How to run multiple trainers?

  • High: It blocks me to complete my task.

Hi. I want to train the agent in multiple environments simultaneously. For example, I want to train the 8 ppo agents in 8 environments. (same architecture, hyperparameters)
So, I tried to implement the distributed training function with ray and RLlib trainer together. But when I ran this code, each agent wasn’t trained in a distributed manner. Is there any lock in the RLlib trainer? How can I train multiple trainers simultaneously?
Here are my codes.


import gym
import ray
from ray.tune.registry import register_env
from ray.rllib.agents.ppo import PPOTrainer, PPOConfig
from ray.tune.logger import pretty_print


env_names = ['CartPole-v0', 'MountainCar-v0', "Taxi-v3", "SpaceInvaders-v0",
            'LunarLander-v2', 'Humanoid-v2', 'FrozenLake-v0', 'HandManipulateBlock-v0']

def env_creator(env_config):
    env_name = env_config["env"]
    SEED = env_config["seed"]
    env = gym.make(env_name)
    env.seed(SEED)
    return env

for env_name in env_names:
    register_env(env_name, env_creator)

@ray.remote(num_cpus=4, num_gpus=1)
def distributed_trainer(env_name):
    config = PPOConfig()
    config.training(
            gamma=0.99,
            lr=0.0005,
            train_batch_size=1000,
            model={
                    "fcnet_hiddens": [128, 128],
                    "fcnet_activation": "tanh",
                    },
            use_gae=True,
            lambda_=0.95,
            vf_loss_coeff=0.2, 
            entropy_coeff=0.001,
            num_sgd_iter=5,
            sgd_minibatch_size=32,
            shuffle_sequences=True,
            )\
        .resources(
            num_gpus=1,
            num_cpus_per_worker=2,
                    )\
        .framework(
            framework='torch'
        )\
        .environment(
            env=env_name,
            render_env=True,
            env_config = {"env": env_name, "seed": 1}
        )\
        .rollouts(
            num_rollout_workers=2,
            num_envs_per_worker=2,
            create_env_on_local_worker=False,
            rollout_fragment_length=250,
            horizon=500,
            soft_horizon=False,
            no_done_at_end=False,
        )\
        .evaluation(
            evaluation_interval=10,
            evaluation_duration=100,
            evaluation_duration_unit='auto',
            evaluation_num_workers=3,
            evaluation_parallel_to_training=True
            #evaluation_config=,
            #custom_evaluation_function=,
        )
    print(env_name)
    trainer = PPOTrainer(env=env_name, config=config)
    for epoch in range(500):
        result = trainer.train()
        #print(pretty_print(result))
        print(f"env: {env_name}, epoch: {epoch}")
        if epoch % 10 == 0:
            checkpoint = trainer.save()
            print("checkpoint saved at", checkpoint)
    
    return 0

distributed_trainier_refs = [distributed_trainer.remote(env_name) for env_name in env_names]
results = ray.get(distributed_trainier_refs)

Hi @KukJin_Kim,

Welcome to the forums.

I am not completely clear on what you are trying to do. Are you trying to train the same policy on 8 different environments at the same time. Or are you trying to train 8 policies each on a different environment.

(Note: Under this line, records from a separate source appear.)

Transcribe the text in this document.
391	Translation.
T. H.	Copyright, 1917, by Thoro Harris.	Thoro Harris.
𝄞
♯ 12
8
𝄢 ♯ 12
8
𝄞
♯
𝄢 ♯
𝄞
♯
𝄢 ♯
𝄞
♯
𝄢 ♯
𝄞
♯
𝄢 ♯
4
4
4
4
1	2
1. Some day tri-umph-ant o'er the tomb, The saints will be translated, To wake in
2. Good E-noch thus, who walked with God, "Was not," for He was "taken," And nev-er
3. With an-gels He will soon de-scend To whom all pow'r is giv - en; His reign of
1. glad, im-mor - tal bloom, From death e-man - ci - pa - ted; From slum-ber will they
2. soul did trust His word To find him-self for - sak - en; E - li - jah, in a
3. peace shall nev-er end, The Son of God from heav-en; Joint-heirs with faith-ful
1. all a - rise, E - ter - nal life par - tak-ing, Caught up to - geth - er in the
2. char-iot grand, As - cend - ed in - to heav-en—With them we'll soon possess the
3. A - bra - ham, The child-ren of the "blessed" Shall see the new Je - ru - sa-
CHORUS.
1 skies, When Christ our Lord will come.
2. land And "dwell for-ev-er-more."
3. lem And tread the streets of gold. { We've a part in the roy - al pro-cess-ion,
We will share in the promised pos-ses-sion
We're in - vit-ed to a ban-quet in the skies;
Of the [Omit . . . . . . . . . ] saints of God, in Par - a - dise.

If it is the first one then I think you have two options.

  1. You could create 8 workers and have each one create on a separate environment
  2. You could create N workers and then have each worker create a VectorEnv of 8 each with a different environment. You would do this with the num_envs_per_worker config option.

Which ever way you go you would then create an env_creator Environments — Ray 2.0.0 that uses the worker_index or vector_index property of the EnvContext to choose which environment to create.

Keep in mind that for this to work you will have to have the exact some observation and reward spaces for each environment.